Ethereum Goes Quantum: The Future is Now, or Maybe Later!

This snazzy website is jam-packed with everything you didn’t know you needed: a roadmap, specs, research papers, and EIPs – all in one place! It’s like the Swiss Army knife of Ethereum resources! And if you’re feeling inquisitive, there’s even a 14-question FAQ written by the PQ team, because who doesn’t want to answer 14 questions about quantum security? Plus, a riveting 6-part interview series that’ll have you on the edge of your seat… or your couch.

You Won’t Believe How NYDIG Breaks Down Bitcoin’s STRC Strategy!

And get this: Strategy is financing its latest Bitcoin shopping spree with preferred equity instead of the usual instruments that most investors think are reliable, like a solid pair of shoes for a long walk. According to NYDIG, they rolled out about $1.2 billion of STRC in just one week! That’s right, folks. Over $5 billion total STRC now, which is basically a new level of “let’s get crazy” for them. Combine that with another $5 billion in preferred equity, and suddenly they’re sitting on a $10 billion pile of preferred goodies. Who knew being preferred could be so lucrative?

Crypto Comedy: Why Bitcoin and XRP Have Oil Prices to Blame for Their Woes

As per our esteemed Daodu, the capricious energy prices remain the link between the ongoing Middle Eastern debacle and the crypto market’s rather dramatic direction. Until these prices ease, we shall be plagued by inflation fears and interest-rate anxieties, which have the audacity to keep our risk assets on a rather tight leash.

Bitcoin’s Wild Ride: $74K or Bust?

As of March 24, 2026, Bitcoin (BTC) is trading near $70,668, a number that feels as precarious as a stack of hay in a windstorm. The technical indicators, those fickle oracles of the market, are singing a tune of neutrality, like a fence-sitter at a family feud. Oscillators-RSI (51), Stochastic %K (33), and CCI (14)-are shrugging their shoulders, offering no clear direction. The moving averages, however, tell a tale of two cities: the short-term ones whisper faint encouragement, while the long-term ones loom like storm clouds, bearish and brooding.

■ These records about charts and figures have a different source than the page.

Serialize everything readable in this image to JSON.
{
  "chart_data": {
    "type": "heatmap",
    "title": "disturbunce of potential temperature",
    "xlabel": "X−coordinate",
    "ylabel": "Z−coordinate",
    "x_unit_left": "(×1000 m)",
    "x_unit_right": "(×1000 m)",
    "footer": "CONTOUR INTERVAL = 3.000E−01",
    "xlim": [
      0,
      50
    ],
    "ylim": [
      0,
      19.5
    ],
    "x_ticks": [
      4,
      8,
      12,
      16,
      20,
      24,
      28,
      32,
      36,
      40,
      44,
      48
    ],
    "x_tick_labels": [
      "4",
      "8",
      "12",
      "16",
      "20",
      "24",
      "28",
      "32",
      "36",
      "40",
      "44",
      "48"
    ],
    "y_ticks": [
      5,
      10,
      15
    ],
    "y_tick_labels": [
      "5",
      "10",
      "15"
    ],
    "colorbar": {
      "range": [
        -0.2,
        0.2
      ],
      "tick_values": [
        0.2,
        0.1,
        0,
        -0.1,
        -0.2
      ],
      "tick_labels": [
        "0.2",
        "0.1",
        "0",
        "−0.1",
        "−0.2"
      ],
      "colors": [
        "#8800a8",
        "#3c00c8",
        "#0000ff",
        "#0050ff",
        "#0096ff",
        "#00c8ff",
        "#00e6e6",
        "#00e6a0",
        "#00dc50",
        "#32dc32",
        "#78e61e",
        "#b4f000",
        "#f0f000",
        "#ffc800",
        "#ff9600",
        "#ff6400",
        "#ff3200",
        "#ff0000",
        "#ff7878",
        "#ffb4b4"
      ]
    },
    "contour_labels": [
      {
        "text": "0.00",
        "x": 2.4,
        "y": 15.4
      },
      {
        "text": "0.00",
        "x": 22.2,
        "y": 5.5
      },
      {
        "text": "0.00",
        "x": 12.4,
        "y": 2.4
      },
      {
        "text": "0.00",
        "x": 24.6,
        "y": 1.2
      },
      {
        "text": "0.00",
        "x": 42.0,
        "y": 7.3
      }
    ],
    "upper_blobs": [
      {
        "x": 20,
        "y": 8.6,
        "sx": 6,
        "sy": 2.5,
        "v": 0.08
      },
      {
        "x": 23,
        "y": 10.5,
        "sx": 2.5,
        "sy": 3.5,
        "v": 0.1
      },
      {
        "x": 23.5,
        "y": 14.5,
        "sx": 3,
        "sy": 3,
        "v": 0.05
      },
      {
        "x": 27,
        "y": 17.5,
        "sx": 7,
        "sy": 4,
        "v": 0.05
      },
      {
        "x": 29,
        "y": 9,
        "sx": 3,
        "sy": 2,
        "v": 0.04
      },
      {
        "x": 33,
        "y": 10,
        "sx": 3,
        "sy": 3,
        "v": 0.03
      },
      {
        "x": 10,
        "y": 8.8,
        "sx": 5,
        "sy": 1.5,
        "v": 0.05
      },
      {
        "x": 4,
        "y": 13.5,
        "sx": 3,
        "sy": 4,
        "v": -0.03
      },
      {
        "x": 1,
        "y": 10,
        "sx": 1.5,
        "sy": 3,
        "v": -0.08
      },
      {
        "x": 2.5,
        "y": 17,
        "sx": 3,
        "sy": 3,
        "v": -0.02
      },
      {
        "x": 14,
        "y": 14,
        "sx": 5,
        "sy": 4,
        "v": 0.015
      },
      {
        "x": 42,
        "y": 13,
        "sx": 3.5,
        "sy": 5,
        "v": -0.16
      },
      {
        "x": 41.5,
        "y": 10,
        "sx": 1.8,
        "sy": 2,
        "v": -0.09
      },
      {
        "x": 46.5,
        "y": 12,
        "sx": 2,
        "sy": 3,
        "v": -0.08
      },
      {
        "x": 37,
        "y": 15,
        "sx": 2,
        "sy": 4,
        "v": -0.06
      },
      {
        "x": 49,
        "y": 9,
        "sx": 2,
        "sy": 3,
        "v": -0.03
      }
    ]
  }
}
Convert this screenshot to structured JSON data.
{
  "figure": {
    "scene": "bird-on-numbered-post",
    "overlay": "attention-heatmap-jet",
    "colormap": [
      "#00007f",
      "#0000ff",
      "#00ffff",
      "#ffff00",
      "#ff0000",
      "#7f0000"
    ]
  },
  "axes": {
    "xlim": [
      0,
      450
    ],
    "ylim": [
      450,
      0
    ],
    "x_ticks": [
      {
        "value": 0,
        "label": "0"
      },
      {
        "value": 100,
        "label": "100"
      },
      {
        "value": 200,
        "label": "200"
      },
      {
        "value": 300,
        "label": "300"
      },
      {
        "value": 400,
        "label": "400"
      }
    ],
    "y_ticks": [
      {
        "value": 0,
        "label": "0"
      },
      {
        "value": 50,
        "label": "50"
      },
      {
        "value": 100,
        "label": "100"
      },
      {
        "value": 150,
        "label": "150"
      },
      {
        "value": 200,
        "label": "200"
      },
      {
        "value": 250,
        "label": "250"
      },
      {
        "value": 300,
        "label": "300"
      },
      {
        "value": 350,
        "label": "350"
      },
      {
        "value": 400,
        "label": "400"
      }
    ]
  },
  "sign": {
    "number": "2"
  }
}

Bitcoin’s Halving Hysteria: Will Iran’s Stubbornness Sink the Ship?

Market Fluctuations

From the lips of President Trump, a man whose words are as fleeting as the morning dew, came tales of productive discourse with the enigmatic Persians. He spoke of shared governance over the Strait of Hormuz, a proposition as absurd as a bear taking tea with a fox, and of a future Iran unshackled from its current leadership. The markets, ever gullible, leapt at these words like a starved dog at a bone. Bitcoin, that digital chimera, ascended from its slumber at $68,850 to a giddy $71,250, while Ethereum, its loyal companion, trailed behind with a modest 2.50% gain. Oil, the black gold, retreated from its lofty perch above $100, settling at a mere $89.40, as if the world had suddenly found peace.

SEC’s Crypto Rules: Finally Making Sense or Just More Confusion?

Chairman Paul S. Atkins of the Securities and Exchange Commission-this guy must have a lot of free time-decided to chat at the Digital Asset Summit in New York about how they’re evolving. The framework he rambled on about is supposed to define when tokens fall under federal securities laws by reinterpreting the Howey test. Who knew you could rework a test like it’s a bad high school essay?

New Crypto Rules: When Rewards Are Not Rewards, But Just a Bit of Fun!

The subject at hand was no trivial matter; it concerned the contentious issue of whether the former should be permitted to dangle rewards before their loyal customers, lured by the siren call of stablecoin holdings. Imagine, if you will, a sweet-natured child denied his beloved candy-this was the essence of the discussion.

Why NVIDIA Stock is the Hilarious Tragedy of Wall Street’s Latest Comedy Show

The broader economic stage, a veritable circus of turmoil, hasn’t offered any reprieve. The conflict in Iran has sent oil prices soaring past $100-a spectacle that fuels inflationary expectations, keeping bond yields high as if they were the main attraction at a carnival. These rising yields have cast a shadow over growth stocks, and NVIDIA, despite its acclaimed prowess in AI, has not escaped the slapstick of this unfortunate scenario.

Why the Senate’s CLARITY Act Is the Worst Thing to Happen Since Sliced Bread

Ah, the revised Digital Asset Market Clarity Act, making its grand debut in a closed-door Capitol Hill session that sounds like an exclusive high school reunion-only with fewer people showing up out of sheer embarrassment. This draft allegedly bans passive yield on stablecoin balances while allowing rewards tied to user activity such as trading or payments. I can hear the collective sigh of disappointment from crypto enthusiasts echoing through the halls.